Jackson also thanked Delta for making a significant contribution to the “Maynard Movie” about Atlanta’s first African-American mayor – Maynard Jackson.
“Thank you for bringing that to our attention,” Bastian told Jackson (no relation to the late Mayor Jackson).
“Y’all are doing so well I’m almost ashamed to say it,” Jackson told Bastian. Then he noted Delta’s service to the African continent – mentioning South Africa and Nigeria in particular, but he added the quip – “you were a little late in discovering that.”
And Jackson complained that the mileage costs to Africa were higher than the mileage costs to Europe.
To that, Bastian said costs are set by the market.
Later Jackson also said he appreciated Delta having African-Americans on its board. Currently, Kathy Waller, the chief financial officer of the Coca-Cola Co.’ and William H. Easter III, retired CEO of DCP Midstream LLC – formerly Duke Energy Field Services LLC serve on the board.
Former Atlanta Mayor Shirley Franklin retired from Delta board on Thursday, and the company honored her and another outgoing director – Kenneth Woodrow – at a board dinner Wednesday night. Delta has a mandatory retirement age of 72. Woodrow attended Friday’s annual meeting while Franklin decided to take an early flight back to Atlanta instead.

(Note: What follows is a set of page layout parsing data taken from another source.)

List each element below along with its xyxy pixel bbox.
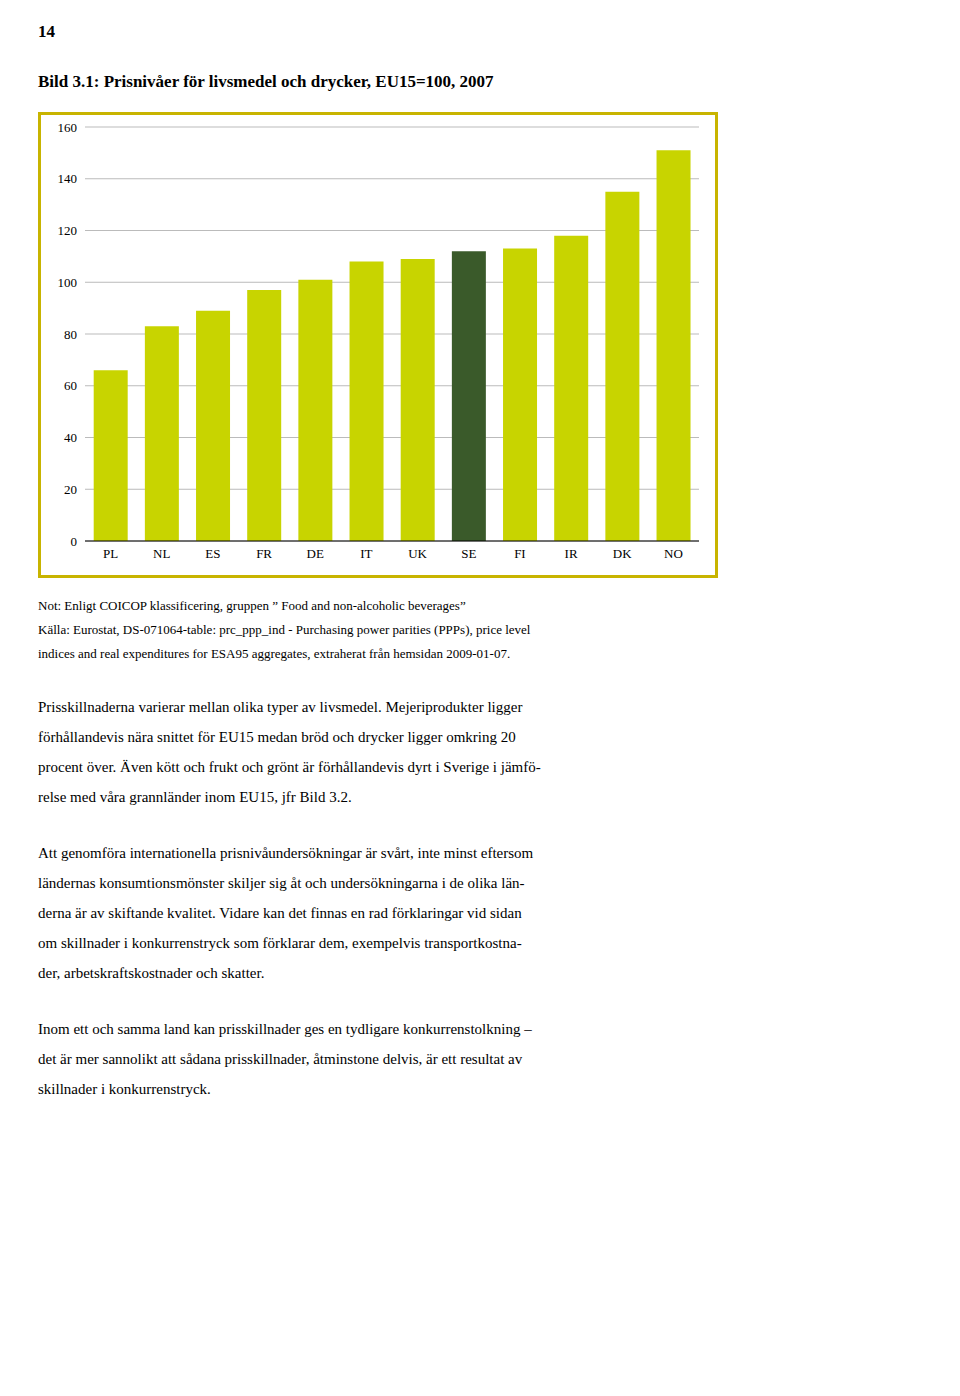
svg-text:FI: FI [514, 546, 526, 561]
html-text:Att genomföra internationella: Att genomföra internationella prisnivåun… [38, 845, 534, 861]
html-text:Bild 3.1: Prisnivåer för livsm: Bild 3.1: Prisnivåer för livsmedel och d… [38, 72, 494, 91]
svg-text:DK: DK [613, 546, 632, 561]
html-text:ländernas konsumtionsmönster s: ländernas konsumtionsmönster skiljer sig… [38, 875, 525, 891]
svg-text:120: 120 [58, 223, 78, 238]
html-text:indices and real expenditures: indices and real expenditures for ESA95 … [38, 646, 511, 661]
svg-text:SE: SE [461, 546, 476, 561]
svg-text:ES: ES [205, 546, 220, 561]
svg-text:PL: PL [103, 546, 118, 561]
html-text:relse med våra grannländer ino: relse med våra grannländer inom EU15, jf… [38, 789, 352, 805]
html-text:det är mer sannolikt att sådan: det är mer sannolikt att sådana prisskil… [38, 1051, 523, 1067]
html-text:derna är av skiftande kvalitet: derna är av skiftande kvalitet. Vidare k… [38, 905, 522, 921]
html-text:Inom ett och samma land kan pr: Inom ett och samma land kan prisskillnad… [38, 1021, 532, 1037]
svg-text:IR: IR [565, 546, 578, 561]
svg-text:0: 0 [71, 534, 78, 549]
html-text:skillnader i konkurrenstryck.: skillnader i konkurrenstryck. [38, 1081, 211, 1097]
svg-text:NO: NO [664, 546, 683, 561]
svg-text:100: 100 [58, 275, 78, 290]
html-text:Källa: Eurostat, DS-071064-tab: Källa: Eurostat, DS-071064-table: prc_pp… [38, 622, 531, 637]
html-text:der, arbetskraftskostnader och: der, arbetskraftskostnader och skatter. [38, 965, 265, 981]
svg-text:FR: FR [256, 546, 272, 561]
html-text:förhållandevis nära snittet fö: förhållandevis nära snittet för EU15 med… [38, 729, 516, 745]
html-text:Prisskillnaderna varierar mell: Prisskillnaderna varierar mellan olika t… [38, 699, 523, 715]
svg-text:140: 140 [58, 171, 78, 186]
svg-text:NL: NL [153, 546, 170, 561]
html-text:Not: Enligt COICOP klassificer: Not: Enligt COICOP klassificering, grupp… [38, 598, 466, 613]
svg-text:20: 20 [64, 482, 77, 497]
svg-text:DE: DE [307, 546, 324, 561]
svg-text:80: 80 [64, 327, 77, 342]
html-text:procent över. Även kött och fr: procent över. Även kött och frukt och gr… [38, 759, 541, 775]
svg-text:160: 160 [58, 120, 78, 135]
svg-text:40: 40 [64, 430, 77, 445]
html-text:om skillnader i konkurrenstryc: om skillnader i konkurrenstryck som förk… [38, 935, 522, 951]
svg-text:IT: IT [360, 546, 372, 561]
svg-text:60: 60 [64, 378, 77, 393]
svg-text:UK: UK [408, 546, 427, 561]
html-text:14: 14 [38, 22, 55, 41]
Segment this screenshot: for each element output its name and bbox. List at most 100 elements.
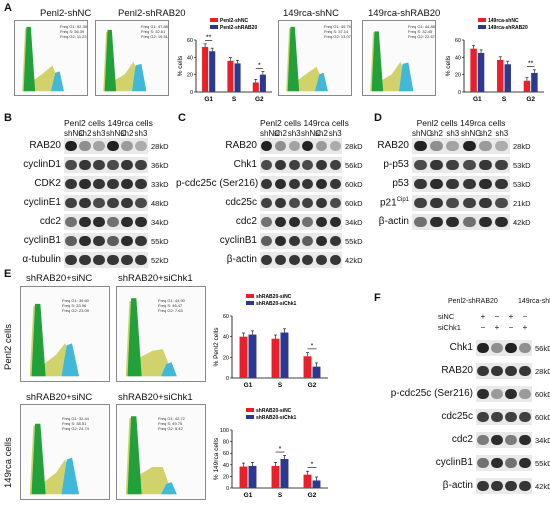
blot-band <box>93 179 105 189</box>
blot-band <box>107 198 119 208</box>
blot-band <box>329 255 341 265</box>
protein-label: p-cdc25c (Ser216) <box>176 178 259 189</box>
molecular-weight-label: 53kD <box>513 180 531 189</box>
y-tick-label: 80 <box>223 440 229 446</box>
blot-band <box>93 255 105 265</box>
lane-label: sh2 <box>430 129 443 138</box>
blot-band <box>429 141 444 151</box>
panel-label-f: F <box>374 292 381 304</box>
blot-row <box>260 233 342 249</box>
blot-band <box>93 198 105 208</box>
blot-row <box>412 195 510 211</box>
row-label-149rca: 149rca cells <box>3 437 14 488</box>
protein-label: cdc2 <box>39 216 61 227</box>
protein-label: RAB20 <box>29 140 61 151</box>
bar-chart-e-149rca: 0 20 40 60 80 100% 149rca cells G1 S * G2 * shRAB20… <box>212 404 332 502</box>
blot-row <box>476 432 532 448</box>
blot-band <box>446 217 460 227</box>
blot-band <box>93 160 105 170</box>
lane-label: shNC <box>64 129 85 138</box>
blot-band <box>519 481 531 491</box>
condition-label: siChk1 <box>438 323 461 332</box>
protein-label: β-actin <box>378 216 409 227</box>
bar <box>280 332 289 378</box>
y-tick-label: 40 <box>455 55 461 61</box>
blot-row <box>64 157 148 173</box>
bar <box>271 338 280 378</box>
treatment-sign: + <box>480 312 486 321</box>
blot-band <box>491 412 503 422</box>
flow-title-a3: 149rca-shNC <box>283 8 339 19</box>
y-tick-label: 60 <box>187 38 193 44</box>
molecular-weight-label: 28kD <box>151 142 169 151</box>
blot-band <box>275 179 286 189</box>
cell-group-header: Penl2 cells 149rca cells <box>416 118 506 128</box>
y-tick-label: 20 <box>187 73 193 79</box>
significance-label: * <box>279 446 282 453</box>
blot-band <box>413 198 427 208</box>
flow-stats-a1: Freq G1: 52.38 Freq S: 36.39 Freq G2: 11.2… <box>60 24 87 39</box>
blot-band <box>477 366 489 376</box>
blot-band <box>495 141 509 151</box>
y-tick-label: 20 <box>223 355 229 361</box>
blot-row <box>476 386 532 402</box>
blot-band <box>491 343 503 353</box>
blot-row <box>476 478 532 494</box>
y-axis-label: % 149rca cells <box>213 437 220 480</box>
molecular-weight-label: 48kD <box>151 199 169 208</box>
x-tick-label: S <box>278 382 283 389</box>
flow-histogram-a4 <box>362 20 436 96</box>
blot-row <box>260 195 342 211</box>
blot-band <box>107 255 119 265</box>
legend-label: 149rca-shNC <box>488 18 519 24</box>
protein-label: cdc25c <box>225 197 257 208</box>
blot-row <box>64 214 148 230</box>
blot-band <box>505 366 517 376</box>
blot-band <box>65 141 77 151</box>
blot-band <box>65 217 77 227</box>
bar-chart-e-penl2: 0 20 40 60 % Penl2 cells G1 S G2 * shRAB20-siNC sh… <box>212 290 332 392</box>
blot-band <box>261 255 273 265</box>
blot-band <box>302 141 314 151</box>
blot-band <box>135 236 147 246</box>
flow-stats-e3: Freq G1: 32.44 Freq S: 38.51 Freq G2: 24.7… <box>62 416 89 431</box>
x-tick-label: G1 <box>473 96 482 103</box>
lane-label: sh2 <box>120 129 134 138</box>
molecular-weight-label: 42kD <box>535 482 550 491</box>
lane-label: sh3 <box>287 129 301 138</box>
bar <box>312 480 321 488</box>
lane-label: sh2 <box>274 129 287 138</box>
treatment-sign: − <box>494 312 500 321</box>
flow-histogram-a1 <box>14 20 88 96</box>
molecular-weight-label: 56kD <box>535 344 550 353</box>
molecular-weight-label: 33kD <box>151 180 169 189</box>
blot-row <box>476 363 532 379</box>
flow-title-e2: shRAB20+siChk1 <box>118 273 193 284</box>
bar <box>312 366 321 378</box>
blot-band <box>316 141 327 151</box>
blot-row <box>64 252 148 268</box>
blot-band <box>121 141 133 151</box>
flow-title-e1: shRAB20+siNC <box>26 273 93 284</box>
protein-label: cdc25c <box>441 411 473 422</box>
blot-band <box>316 160 327 170</box>
blot-band <box>491 481 503 491</box>
bar <box>209 51 216 92</box>
western-blot-f: Chk1 56kD RAB20 28kD p-cdc25c (Ser216) 60kD cd… <box>376 296 550 504</box>
blot-row <box>260 138 342 154</box>
lane-label: sh2 <box>78 129 92 138</box>
blot-band <box>79 217 91 227</box>
blot-band <box>79 255 91 265</box>
flow-title-a4: 149rca-shRAB20 <box>368 8 441 19</box>
blot-band <box>302 179 314 189</box>
protein-label: p-p53 <box>383 159 409 170</box>
bar <box>497 59 504 92</box>
blot-band <box>135 217 147 227</box>
blot-band <box>462 198 476 208</box>
molecular-weight-label: 21kD <box>513 199 531 208</box>
blot-band <box>429 217 444 227</box>
bar <box>303 356 312 378</box>
bar-chart-a-penl2: 0 20 40 60 % cells G1 ** S G2 * Penl2-shNC Penl2-sh… <box>176 14 276 106</box>
molecular-weight-label: 42kD <box>345 256 363 265</box>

Only one other person addressed the board – Martin Klein, a noted attorney who has a base in New York and Palm Beach. Klein said he, his wife and daughter are big Delta customers.
“Certainly we are not the largest shareholder,” said Klein, adding that he and his family “only fly Delta,” and he appreciated the kindness and loyalty they’ve received over the years.
In short, the 2017 annual meeting was a celebratory occasion for Delta.